We currently estimate maintenance capital for the next year to be below $500 million, providing a solid starting point for continued free cash flow generation. We have positioned the company to quickly resume efficient development across all 3 of our areas when economically justified, albeit at reduced levels relative to where we began 2020. Our growing DUC backlog, which will be around 70 wells heading into the third quarter, along with 9 recent completions that are being deferred from flowback operations, provide capital-efficient sources of production once activity resumes.

When we return to completion activity, we will continue to optimize capital allocation, focusing on shorter cash conversion cycle projects with lower capital intensity profiles while retaining our life-of-field co-development philosophy in the Permian.

There are multiple examples in our slide deck that show how we are driving our development costs to new record lows for the company and are pairing those with improved well performance. These are the cornerstones of competing in a challenging commodity environment, and our team continues to build on that solid foundation.

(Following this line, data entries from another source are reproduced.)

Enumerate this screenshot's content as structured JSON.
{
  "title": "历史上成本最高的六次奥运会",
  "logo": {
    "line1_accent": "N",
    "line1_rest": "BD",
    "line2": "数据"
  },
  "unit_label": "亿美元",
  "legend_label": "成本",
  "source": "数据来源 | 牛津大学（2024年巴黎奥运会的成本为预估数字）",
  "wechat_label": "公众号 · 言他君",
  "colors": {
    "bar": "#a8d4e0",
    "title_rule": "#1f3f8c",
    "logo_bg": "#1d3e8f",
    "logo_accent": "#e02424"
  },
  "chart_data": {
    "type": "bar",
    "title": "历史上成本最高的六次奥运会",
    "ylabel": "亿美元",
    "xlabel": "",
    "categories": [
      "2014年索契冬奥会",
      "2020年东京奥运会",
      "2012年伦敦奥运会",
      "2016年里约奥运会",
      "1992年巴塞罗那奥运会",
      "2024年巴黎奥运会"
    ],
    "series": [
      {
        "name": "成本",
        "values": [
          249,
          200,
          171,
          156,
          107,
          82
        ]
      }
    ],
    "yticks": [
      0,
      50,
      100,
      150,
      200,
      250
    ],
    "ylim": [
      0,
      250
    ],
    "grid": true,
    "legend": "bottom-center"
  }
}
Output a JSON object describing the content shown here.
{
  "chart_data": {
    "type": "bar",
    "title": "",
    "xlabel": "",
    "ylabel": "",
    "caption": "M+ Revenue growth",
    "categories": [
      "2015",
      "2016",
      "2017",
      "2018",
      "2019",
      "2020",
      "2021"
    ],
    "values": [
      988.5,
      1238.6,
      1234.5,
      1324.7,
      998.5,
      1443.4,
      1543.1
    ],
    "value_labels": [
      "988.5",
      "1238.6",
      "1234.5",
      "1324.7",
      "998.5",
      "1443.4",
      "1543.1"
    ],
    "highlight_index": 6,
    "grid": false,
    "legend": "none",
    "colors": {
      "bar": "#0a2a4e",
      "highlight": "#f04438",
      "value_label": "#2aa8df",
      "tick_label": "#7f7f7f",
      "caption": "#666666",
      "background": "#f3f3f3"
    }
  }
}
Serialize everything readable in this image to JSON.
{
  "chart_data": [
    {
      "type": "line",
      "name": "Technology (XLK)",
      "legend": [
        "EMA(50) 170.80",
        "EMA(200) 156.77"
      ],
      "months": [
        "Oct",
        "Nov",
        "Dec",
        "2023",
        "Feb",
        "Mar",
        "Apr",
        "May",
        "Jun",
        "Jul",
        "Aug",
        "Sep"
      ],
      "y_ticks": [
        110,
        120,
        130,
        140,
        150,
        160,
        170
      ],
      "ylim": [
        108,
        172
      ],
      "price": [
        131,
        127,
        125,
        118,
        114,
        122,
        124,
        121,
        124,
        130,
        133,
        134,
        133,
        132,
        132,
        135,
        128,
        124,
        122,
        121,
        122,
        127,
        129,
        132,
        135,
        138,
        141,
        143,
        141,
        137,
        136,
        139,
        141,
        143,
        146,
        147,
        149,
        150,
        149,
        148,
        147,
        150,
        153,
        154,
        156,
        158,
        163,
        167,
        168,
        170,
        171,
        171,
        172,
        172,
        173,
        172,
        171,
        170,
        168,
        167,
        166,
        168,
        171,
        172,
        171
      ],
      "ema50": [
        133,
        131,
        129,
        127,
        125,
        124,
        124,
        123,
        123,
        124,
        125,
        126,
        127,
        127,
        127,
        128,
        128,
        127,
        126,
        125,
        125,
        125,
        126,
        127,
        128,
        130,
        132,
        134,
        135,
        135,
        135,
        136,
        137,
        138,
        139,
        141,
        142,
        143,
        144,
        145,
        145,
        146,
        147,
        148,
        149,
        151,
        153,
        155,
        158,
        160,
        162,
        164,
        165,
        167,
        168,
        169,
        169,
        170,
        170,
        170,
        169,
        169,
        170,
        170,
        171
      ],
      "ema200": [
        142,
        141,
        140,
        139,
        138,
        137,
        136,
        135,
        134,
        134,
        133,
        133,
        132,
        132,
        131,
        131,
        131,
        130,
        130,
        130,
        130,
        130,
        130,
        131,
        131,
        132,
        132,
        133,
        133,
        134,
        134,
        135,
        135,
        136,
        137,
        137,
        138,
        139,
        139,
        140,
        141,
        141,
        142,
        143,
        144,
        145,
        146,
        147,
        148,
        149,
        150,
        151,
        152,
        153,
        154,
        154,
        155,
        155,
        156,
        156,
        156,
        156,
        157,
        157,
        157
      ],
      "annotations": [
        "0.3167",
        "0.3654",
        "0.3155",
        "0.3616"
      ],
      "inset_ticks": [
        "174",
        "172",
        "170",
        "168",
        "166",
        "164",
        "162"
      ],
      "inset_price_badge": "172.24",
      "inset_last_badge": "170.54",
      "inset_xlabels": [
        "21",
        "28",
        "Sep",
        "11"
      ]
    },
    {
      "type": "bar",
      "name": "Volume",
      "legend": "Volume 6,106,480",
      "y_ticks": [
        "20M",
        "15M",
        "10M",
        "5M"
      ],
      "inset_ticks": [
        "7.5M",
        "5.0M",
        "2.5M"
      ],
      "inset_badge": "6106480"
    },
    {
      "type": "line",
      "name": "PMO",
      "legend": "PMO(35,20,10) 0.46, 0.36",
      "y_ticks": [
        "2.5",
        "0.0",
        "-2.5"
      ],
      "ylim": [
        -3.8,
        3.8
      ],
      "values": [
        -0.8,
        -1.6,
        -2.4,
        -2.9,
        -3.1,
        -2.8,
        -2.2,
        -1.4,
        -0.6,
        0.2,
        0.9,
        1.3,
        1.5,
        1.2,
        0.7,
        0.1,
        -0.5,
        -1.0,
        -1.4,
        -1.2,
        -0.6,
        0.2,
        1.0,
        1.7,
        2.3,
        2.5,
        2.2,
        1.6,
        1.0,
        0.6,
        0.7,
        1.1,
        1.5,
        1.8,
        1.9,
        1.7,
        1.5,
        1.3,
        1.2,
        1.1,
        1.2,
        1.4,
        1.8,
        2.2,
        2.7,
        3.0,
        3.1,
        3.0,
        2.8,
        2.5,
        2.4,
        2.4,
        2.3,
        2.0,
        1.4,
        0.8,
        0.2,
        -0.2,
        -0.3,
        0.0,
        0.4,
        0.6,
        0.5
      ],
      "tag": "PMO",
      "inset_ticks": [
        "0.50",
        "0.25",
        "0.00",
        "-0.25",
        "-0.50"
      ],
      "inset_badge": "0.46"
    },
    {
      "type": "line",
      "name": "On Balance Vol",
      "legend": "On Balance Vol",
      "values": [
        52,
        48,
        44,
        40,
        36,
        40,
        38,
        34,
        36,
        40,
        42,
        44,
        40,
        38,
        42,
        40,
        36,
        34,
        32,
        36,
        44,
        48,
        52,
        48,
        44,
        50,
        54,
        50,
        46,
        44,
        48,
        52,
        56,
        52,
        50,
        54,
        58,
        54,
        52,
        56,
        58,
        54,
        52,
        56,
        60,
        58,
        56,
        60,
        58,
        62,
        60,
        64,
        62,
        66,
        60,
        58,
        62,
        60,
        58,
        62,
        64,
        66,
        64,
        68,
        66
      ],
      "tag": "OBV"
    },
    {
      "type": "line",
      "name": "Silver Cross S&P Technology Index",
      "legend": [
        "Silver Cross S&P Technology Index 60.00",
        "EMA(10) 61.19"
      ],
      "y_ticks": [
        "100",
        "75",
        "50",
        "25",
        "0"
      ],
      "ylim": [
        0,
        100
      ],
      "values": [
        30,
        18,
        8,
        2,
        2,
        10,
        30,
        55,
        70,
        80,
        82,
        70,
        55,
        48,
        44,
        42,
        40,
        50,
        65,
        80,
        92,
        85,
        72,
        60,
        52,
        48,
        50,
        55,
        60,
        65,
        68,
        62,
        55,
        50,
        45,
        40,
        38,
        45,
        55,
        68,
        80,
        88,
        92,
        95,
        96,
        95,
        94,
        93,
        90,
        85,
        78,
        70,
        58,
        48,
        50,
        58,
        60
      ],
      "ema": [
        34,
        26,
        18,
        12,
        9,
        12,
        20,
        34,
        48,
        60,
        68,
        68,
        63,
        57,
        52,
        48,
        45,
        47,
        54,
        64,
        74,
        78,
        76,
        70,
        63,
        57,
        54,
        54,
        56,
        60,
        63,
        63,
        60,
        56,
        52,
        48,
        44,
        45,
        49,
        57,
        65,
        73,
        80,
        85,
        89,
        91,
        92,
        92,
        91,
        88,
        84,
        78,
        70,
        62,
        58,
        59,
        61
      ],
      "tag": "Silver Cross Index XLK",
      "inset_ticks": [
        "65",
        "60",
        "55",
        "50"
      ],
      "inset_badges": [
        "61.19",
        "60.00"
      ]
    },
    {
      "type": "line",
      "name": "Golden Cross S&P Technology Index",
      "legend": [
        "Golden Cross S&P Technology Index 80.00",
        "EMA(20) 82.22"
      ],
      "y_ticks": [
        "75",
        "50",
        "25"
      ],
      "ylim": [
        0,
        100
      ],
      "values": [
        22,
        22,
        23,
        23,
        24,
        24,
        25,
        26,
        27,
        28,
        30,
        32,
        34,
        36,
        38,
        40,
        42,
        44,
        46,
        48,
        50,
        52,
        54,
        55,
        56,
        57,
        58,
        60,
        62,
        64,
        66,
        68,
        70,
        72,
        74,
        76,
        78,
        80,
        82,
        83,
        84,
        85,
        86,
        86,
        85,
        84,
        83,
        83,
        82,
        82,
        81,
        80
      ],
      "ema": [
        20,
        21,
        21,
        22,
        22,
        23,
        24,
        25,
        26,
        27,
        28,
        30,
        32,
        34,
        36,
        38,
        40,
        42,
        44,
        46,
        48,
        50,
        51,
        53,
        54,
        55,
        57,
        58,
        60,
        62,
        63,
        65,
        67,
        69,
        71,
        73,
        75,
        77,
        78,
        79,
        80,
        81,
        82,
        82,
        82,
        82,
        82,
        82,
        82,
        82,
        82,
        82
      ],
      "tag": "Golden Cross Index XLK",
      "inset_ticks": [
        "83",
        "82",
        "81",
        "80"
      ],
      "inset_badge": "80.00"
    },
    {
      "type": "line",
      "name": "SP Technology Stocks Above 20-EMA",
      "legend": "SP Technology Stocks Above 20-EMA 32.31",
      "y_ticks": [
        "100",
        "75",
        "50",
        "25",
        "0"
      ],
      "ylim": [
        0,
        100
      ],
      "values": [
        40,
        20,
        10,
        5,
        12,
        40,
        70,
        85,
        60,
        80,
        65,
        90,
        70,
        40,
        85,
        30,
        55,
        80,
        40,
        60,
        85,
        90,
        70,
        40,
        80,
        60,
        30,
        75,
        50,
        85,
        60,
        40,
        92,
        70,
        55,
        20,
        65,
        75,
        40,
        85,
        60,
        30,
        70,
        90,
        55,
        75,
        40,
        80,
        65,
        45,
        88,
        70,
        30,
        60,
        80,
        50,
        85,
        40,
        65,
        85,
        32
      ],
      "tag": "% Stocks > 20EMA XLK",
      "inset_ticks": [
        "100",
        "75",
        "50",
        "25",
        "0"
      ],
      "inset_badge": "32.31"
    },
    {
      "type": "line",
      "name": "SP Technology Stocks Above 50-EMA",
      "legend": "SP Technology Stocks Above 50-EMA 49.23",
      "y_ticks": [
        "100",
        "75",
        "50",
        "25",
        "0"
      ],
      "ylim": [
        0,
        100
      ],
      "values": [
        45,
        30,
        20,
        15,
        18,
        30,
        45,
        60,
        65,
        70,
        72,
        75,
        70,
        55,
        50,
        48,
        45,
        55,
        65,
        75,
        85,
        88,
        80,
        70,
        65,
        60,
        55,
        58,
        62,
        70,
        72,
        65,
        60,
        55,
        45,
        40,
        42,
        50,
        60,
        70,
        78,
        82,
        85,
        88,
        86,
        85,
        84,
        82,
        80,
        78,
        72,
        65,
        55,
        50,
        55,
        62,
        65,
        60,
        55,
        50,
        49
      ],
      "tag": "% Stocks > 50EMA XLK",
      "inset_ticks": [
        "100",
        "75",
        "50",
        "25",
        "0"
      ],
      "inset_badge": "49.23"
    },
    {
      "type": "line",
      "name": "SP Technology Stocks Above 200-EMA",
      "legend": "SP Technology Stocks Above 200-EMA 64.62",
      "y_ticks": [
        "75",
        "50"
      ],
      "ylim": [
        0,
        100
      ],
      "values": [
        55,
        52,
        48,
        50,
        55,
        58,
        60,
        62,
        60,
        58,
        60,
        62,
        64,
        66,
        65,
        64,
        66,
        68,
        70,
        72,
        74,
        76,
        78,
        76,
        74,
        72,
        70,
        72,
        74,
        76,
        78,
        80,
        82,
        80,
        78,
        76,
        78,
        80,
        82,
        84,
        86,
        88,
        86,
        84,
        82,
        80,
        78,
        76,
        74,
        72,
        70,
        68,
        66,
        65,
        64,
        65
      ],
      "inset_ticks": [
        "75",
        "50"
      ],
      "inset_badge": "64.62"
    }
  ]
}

Callon remains on track to progress our goals of deleveraging the business through measured development of a top-tier inventory, complemented by thoughtful asset monetizations. We will not rush to take actions that damage the long-term value of our asset base or impair our ability to create value for our shareholders. Our focus remains on doing what is necessary to protect our liquidity over the next few months and focus on generating free cash flow as we monitor market conditions.

I want to thank you for joining us today, and we look forward to updating everyone in the coming months. This concludes our call.